Wednesday, July 19, 2006

Israel's Creative Definition of Terrorism

"We are targeting Hezbollah targets. All the targets, directly or indirectly, are related to Hezbollah attacks on our civilians." Thus spoke a confident Israeli army spokesman on Wednesday, after Israel's relentless week-long bombing of its neighbor had forced more than 100,000 people out of their homes and caused at least 235 casualties. To date, only four Hezbollah fighters have been confirmed dead. Eleven were from the very Lebanese military Israel wants to confront Hezbollah.

The so-called Hezbollah targets include medical vans, a dairy factory, Beirut International Airport and two smaller domestic ones, as well as two commercial maritime ports. Numerous buildings, long abandoned by Hezbollah sympathizers, have also been leveled. Dozens of bridges and roads have been destroyed. Facilities in Christian neighborhoods, far from Hezbollah's reach or influence, have also been targeted. But all, Israel tells us, were somehow Hezbollah, directly or indirectly.

There is something almost religious, almost mythical, about the world's belief in the quality of Israel's intelligence. They are often considered the A-Team of intelligence agencies, and the air of confidence that surrounds its officers, compounded by the reverence they receive from allied agencies, is worthy of a great Hollywood satire on the profession. Put differently, there is no questioning the veracity, let alone the utility, if Israeli intelligence. It is abjectly, uncritically swallowed and acted upon, and any straying from that methodology results, as it did with me, in accusations of insubordination and lack of maturity.

From personal experience, however, there is nothing airtight about Israeli intelligence products. In fact, their intelligence apparatus is so paranoid, and the net they cast is so wide, that their intelligence becomes virtually useless. Their reports offer loads of uncorroborated material which cannot be proved or disproved. It is a case study in guilt-by-association; entire villages, families, are deemed guilty without there being one iota of information to support that claim. Of course, this is symptomatic of a perception of the world where every act in opposition of Israeli policies is irrefutably terrorism. Anyone who has read George Jonas' excellent Vengeance, on which Steven Spielberg's movie Munich is based, will know what I mean.
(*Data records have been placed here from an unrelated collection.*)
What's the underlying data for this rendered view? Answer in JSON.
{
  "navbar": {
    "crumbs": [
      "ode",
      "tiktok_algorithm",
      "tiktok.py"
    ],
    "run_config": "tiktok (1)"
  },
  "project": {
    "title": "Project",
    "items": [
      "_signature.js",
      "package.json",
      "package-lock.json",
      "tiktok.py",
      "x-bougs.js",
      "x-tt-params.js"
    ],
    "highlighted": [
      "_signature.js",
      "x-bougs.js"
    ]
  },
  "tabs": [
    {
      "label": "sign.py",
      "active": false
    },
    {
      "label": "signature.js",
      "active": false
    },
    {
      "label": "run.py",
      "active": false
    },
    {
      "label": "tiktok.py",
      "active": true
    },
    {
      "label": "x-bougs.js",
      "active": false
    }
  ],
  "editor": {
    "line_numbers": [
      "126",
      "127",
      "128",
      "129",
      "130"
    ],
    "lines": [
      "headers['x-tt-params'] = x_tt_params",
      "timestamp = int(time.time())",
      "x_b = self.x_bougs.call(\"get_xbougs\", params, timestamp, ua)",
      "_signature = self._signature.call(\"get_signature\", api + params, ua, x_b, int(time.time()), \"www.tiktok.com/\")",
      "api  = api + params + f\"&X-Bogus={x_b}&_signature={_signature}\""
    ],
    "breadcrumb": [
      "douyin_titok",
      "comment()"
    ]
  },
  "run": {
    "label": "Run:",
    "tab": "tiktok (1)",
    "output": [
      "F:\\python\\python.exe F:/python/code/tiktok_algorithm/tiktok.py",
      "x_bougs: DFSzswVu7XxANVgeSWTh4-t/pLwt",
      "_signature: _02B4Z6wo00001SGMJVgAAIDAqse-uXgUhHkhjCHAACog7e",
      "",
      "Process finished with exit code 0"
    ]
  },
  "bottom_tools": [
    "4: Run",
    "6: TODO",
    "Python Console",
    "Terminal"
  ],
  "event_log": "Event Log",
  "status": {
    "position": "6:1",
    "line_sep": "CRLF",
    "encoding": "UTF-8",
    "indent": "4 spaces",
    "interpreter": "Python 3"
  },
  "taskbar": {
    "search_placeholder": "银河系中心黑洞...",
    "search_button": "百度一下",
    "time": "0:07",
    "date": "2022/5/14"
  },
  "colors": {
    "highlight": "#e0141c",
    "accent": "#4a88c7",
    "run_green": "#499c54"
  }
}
Extend that view to targets that can be bombed, and soon enough a picture emerges of a Lebanon that's slowly but surely turning into an earthquake zone. Every building in Lebanon can potentially hold weapon caches or be used to fire missiles at Israel from. Every van can potentially be used by Hezbollah to move operatives from one location to another. Every dairy factory can potentially hide explosives-laden cows which Nasrallah, much like the Japanese allegedly planned with explosive bats during WWII, would one day unleash against Israel. But potential alone cannot justify bombing something, especially when the attacker knows fully well that it assuredly has civilian uses. Before a rocket is launched at a target, the assailant must know beyond suspicion that whatever it is that lies underneath the crosshairs indeed represents a military target whose destruction will bring a clear military advantage.

If Israel truly had the legendary intelligence-gathering capabilities that it claims to have and which the world believes it to have, then its targeting methods could be justified. Unfortunately, it is far from being the case, and once the dust has settled the world will discover that the great majority of buildings and facilities destroyed, along with people killed, had absolutely nothing to do with Hezbollah.